Favorite Way to Relax:
Backpack a few hundred miles, paddle a canoe a thousand miles or so, work the homestead... Life is too short to “relax.”

Favorite Vacation Spot:
Southern Utah, wandering the labyrinths of red rock, seeking solitude, finding solace, and experiencing spiritual recharge from a great energy source emanating from that spectacular geologic uplift.

Most Unusual Vacation Spot:
Visiting the “in-laws” on the farm in Lake Woebegone country, southeastern Minnesota.

A highlight in my life:
Our wedding day.

A big surprise in my life:
On the Peace River -- canoe expedition from Hope, British Columbia, to the Arctic – we heard the desperate cry of an animal. It was a bear trying to cross the swollen river with three cubs! Unable to stay above water the bear drove her cubs away, abandoning them mid-river to save herself, then swam to shore. We managed to pull all three cubs from the river. Soaked and scared they curled up between us on the canoe. Now what? Like, they don’t cover bear rescue in CANOE 101! Mother, safely ashore, was frantically racing up and down the beach looking for her cubs. We paddled canoe and cubs round a bend, keeping a sharp eye out for mamma, and tossed them ashore. As they scrambled up the river bank into the brush the last one stopped, turned back towards us, waved its paw, then joined the others. OK, I lied about waving the paw, but the rest is true and I’ve pictures to prove it!

An embarrassing moment:
Joyce likes to tell the story of the first time she watched me “race” a triathlon. The swim was a long “out and back” in a lake. At the time I wasn’t much of a swimmer – actually, my aquatic ability could more accurately be described as “movement so as to avoid drowning,” during which success was never a sure thing. As usual I was one of the last out of the water. Coughing and gasping as I ran up the beach I passed Joyce standing alongside other spectators. As I did she said, “Gee whiz Dan, when the old fat women finished the swim with no sign of you, I thought you had drowned.” Joyce is my biggest race fan.

I’m a sucker for:
To the best of my knowledge, I’m not.

My pets include:
No pets. There is, however, a self-sufficient kat on the homestead. We call her Attila the Kat! That is one mousing kat!

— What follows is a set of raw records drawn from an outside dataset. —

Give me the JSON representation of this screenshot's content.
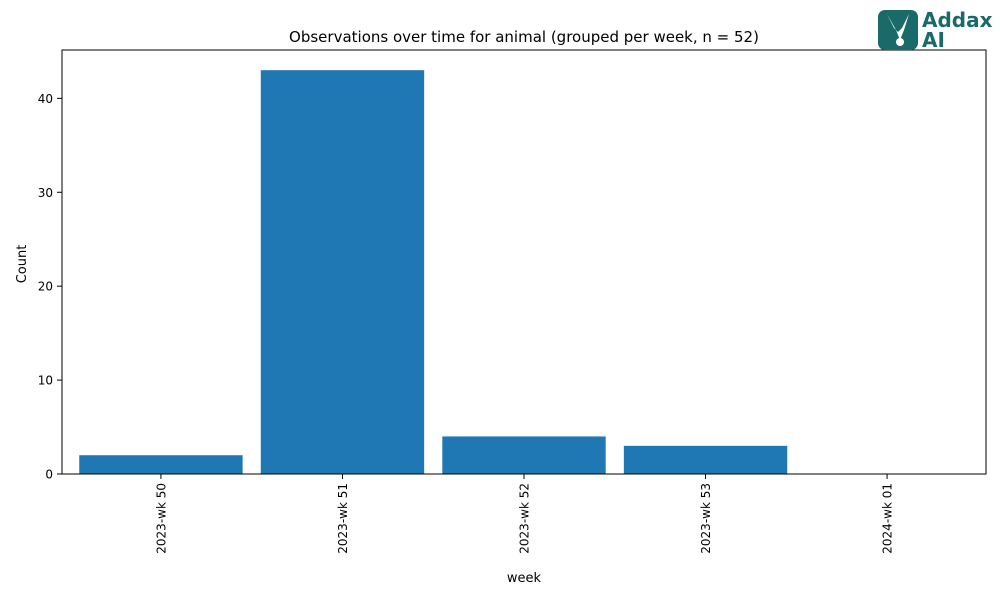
{
  "chart_data": {
    "type": "bar",
    "title": "Observations over time for animal (grouped per week, n = 52)",
    "xlabel": "week",
    "ylabel": "Count",
    "categories": [
      "2023-wk 50",
      "2023-wk 51",
      "2023-wk 52",
      "2023-wk 53",
      "2024-wk 01"
    ],
    "values": [
      2,
      43,
      4,
      3,
      0
    ],
    "ylim": [
      0,
      45.15
    ],
    "yticks": [
      0,
      10,
      20,
      30,
      40
    ],
    "bar_color": "#1f77b4",
    "grid": false,
    "legend": "none"
  },
  "logo": {
    "line1": "Addax",
    "line2": "AI",
    "color": "#1b6a6a"
  }
}
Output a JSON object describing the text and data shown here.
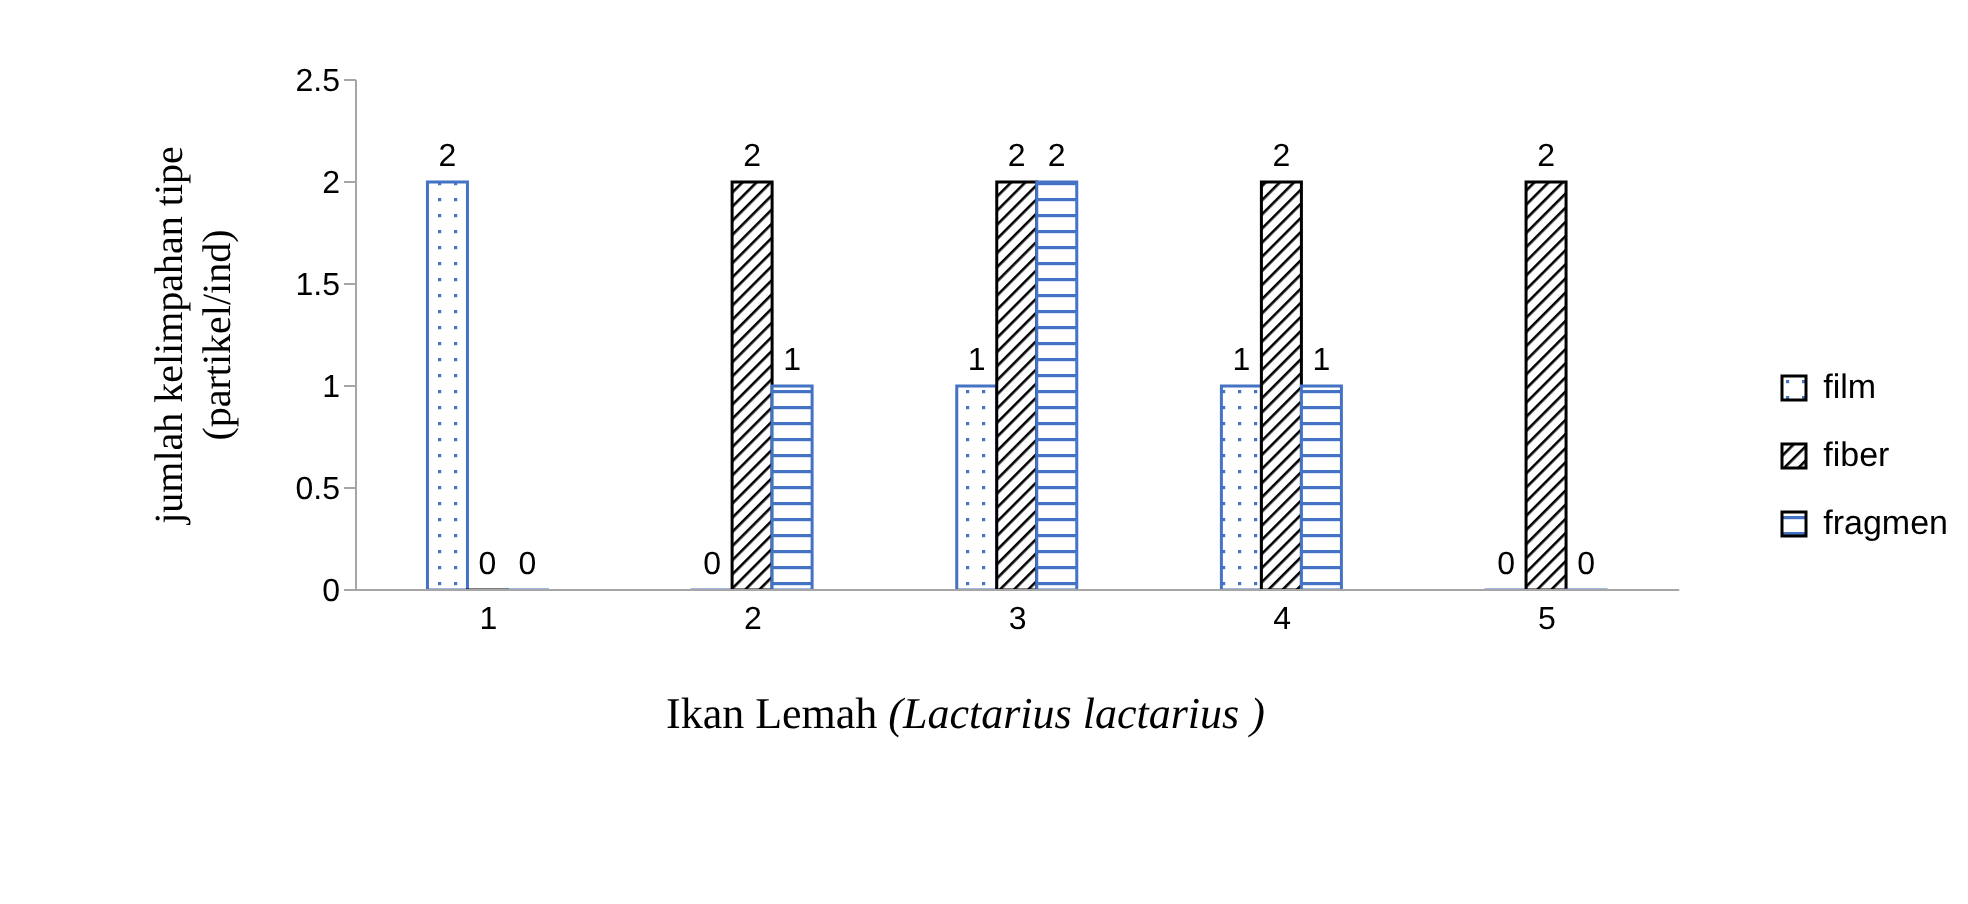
{
  "chart_data": {
    "type": "bar",
    "xlabel": "Ikan Lemah (Lactarius lactarius )",
    "ylabel": "jumlah kelimpahan tipe (partikel/ind)",
    "categories": [
      "1",
      "2",
      "3",
      "4",
      "5"
    ],
    "series": [
      {
        "name": "film",
        "color": "#4472c4",
        "values": [
          2,
          0,
          1,
          1,
          0
        ]
      },
      {
        "name": "fiber",
        "color": "#000000",
        "values": [
          0,
          2,
          2,
          2,
          2
        ]
      },
      {
        "name": "fragmen",
        "color": "#4472c4",
        "values": [
          0,
          1,
          2,
          1,
          0
        ]
      }
    ],
    "ylim": [
      0,
      2.5
    ],
    "yticks": [
      0,
      0.5,
      1,
      1.5,
      2,
      2.5
    ],
    "grid": false,
    "legend": "right",
    "data_labels": true
  }
}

Most cherished personal item:
The dilapidated leather set of The Great Books of Western Civilization my father, now deceased, gave me.

Something I’ve always wanted to do:
Design and build a self-sufficient (close as possible) homestead; house, water supply, energy system, food production, etc.

What I want to do:
Finish building our dream homestead and make it work; complete and publish my text; hike the Pacific Crest Trail from Mexico to Canada; take a year on the road and travel the country with Joyce; climb mount McKinley; complete the Great Books; then find something else to do, which will not be difficult, though more than likely whatever I find to do will be. Hey, if it’s simple why bother?